Dr. Michael Epstein, who works in the emergency department at the Beth Israel Deaconess Medical Center, said at least 24 victims were in their care.
The injuries ranged from eardrum damage to those with life-threatening injuries, with some suffering 'extensive damage', he added.
Brigham and Women's treated 31 patients, many of whom had orthopedic wounds. Five victims are still listed in critical condition as of Tuesday morning.
The youngest patients were taken to Boston Children's Hospital.
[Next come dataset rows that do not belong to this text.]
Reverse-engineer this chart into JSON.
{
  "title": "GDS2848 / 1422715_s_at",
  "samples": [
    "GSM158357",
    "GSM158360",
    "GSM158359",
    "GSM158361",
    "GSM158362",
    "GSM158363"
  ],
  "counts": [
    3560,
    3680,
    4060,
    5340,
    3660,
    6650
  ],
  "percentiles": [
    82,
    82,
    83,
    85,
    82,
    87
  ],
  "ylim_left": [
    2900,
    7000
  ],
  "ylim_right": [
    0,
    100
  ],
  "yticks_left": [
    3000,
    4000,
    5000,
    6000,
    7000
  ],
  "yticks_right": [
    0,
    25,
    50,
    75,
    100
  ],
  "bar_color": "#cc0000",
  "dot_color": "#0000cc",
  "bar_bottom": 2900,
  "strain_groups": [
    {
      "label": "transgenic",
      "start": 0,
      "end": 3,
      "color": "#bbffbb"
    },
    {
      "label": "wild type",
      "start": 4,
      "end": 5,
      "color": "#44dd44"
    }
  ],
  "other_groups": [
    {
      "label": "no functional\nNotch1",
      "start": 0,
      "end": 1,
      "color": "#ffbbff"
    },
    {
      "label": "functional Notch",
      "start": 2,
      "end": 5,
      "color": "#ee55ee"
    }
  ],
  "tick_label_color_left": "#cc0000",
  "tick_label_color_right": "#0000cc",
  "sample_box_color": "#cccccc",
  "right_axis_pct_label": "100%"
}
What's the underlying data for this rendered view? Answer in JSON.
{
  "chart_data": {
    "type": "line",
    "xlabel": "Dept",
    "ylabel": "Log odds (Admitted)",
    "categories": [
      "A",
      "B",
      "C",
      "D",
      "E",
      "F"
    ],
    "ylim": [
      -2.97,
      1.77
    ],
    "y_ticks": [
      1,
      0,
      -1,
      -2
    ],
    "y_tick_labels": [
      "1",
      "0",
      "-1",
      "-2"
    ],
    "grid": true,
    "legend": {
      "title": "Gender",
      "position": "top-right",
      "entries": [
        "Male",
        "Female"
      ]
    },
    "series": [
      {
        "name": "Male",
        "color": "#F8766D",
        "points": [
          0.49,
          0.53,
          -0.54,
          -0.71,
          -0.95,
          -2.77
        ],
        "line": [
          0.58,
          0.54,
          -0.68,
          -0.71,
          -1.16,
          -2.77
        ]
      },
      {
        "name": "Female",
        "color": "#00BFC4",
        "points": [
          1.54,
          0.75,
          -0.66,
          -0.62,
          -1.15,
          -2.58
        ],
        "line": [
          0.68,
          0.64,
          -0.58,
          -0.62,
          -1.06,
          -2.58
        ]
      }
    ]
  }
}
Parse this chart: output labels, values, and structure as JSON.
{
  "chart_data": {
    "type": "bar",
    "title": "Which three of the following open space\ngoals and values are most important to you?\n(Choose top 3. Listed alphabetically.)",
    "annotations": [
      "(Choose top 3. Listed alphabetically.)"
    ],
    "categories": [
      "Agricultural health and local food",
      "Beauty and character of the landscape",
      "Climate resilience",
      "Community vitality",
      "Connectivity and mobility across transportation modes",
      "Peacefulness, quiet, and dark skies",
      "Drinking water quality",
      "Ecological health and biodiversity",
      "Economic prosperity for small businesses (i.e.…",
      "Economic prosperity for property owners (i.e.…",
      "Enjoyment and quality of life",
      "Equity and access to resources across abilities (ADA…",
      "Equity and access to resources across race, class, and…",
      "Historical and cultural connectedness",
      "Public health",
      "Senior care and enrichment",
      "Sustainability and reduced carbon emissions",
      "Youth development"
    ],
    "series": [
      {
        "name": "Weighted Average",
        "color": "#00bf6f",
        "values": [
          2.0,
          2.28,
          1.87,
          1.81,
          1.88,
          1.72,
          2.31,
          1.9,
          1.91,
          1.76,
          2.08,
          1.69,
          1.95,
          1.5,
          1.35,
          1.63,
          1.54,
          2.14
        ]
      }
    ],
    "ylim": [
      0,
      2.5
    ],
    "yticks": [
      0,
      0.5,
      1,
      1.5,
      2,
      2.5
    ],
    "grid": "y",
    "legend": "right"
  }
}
Seven have been discharged with two remaining in critical condition.
There were also nine patients at Tufts Medical Center.
Witnesses have described how twin bomb blasts turned the 26th mile of the Boston Marathon into a war zone, littering the final stretch of the race with disembodied limbs, wounded runners who lost their legs, and a lone shoe with flesh still in it.
'There were people all over the ground,' said Roupen Bastajian, 35, a state trooper from Smithfield, RI, who had just finished the race.
'We started grabbing tourniquets and started tying legs,' he said, helping victims while still wrapped in his post-race heat blanket.
'In 28 years, this is definitely the worst I've seen,' Boston Fire Department District Chief Ron Harrington told NBC News.
'Bodies and body parts. Blood all over. A little boy lying in the street. A young woman in her twenties. Both dead. It was mayhem. I saw two people with arms hanging loose, and one without a leg.
The homemade explosives were believed to have been made using pressure cookers and metal ball bearings, designed to look like discarded trash and placed inside black dufflebags.
Initial tests showed no use of C-4 or other high-grade explosives, suggesting that the packages detonated in the attack were crude explosive devices, federal law enforcement officials said.
The two detonated explosives were packed with metal objects and placed low to the ground, which could explain why so many victims lost feet, calves and ankles in the horrific explosions.
Massachusetts General Hospital trauma surgeon George Velmahos said today that a variety of sharp metal fragments were extracted from victims, including pellets and nails.
'The experience has been overwhelming; ...we're suffering emotionally for what happened to the people of Boston and many others,' Velmahos said.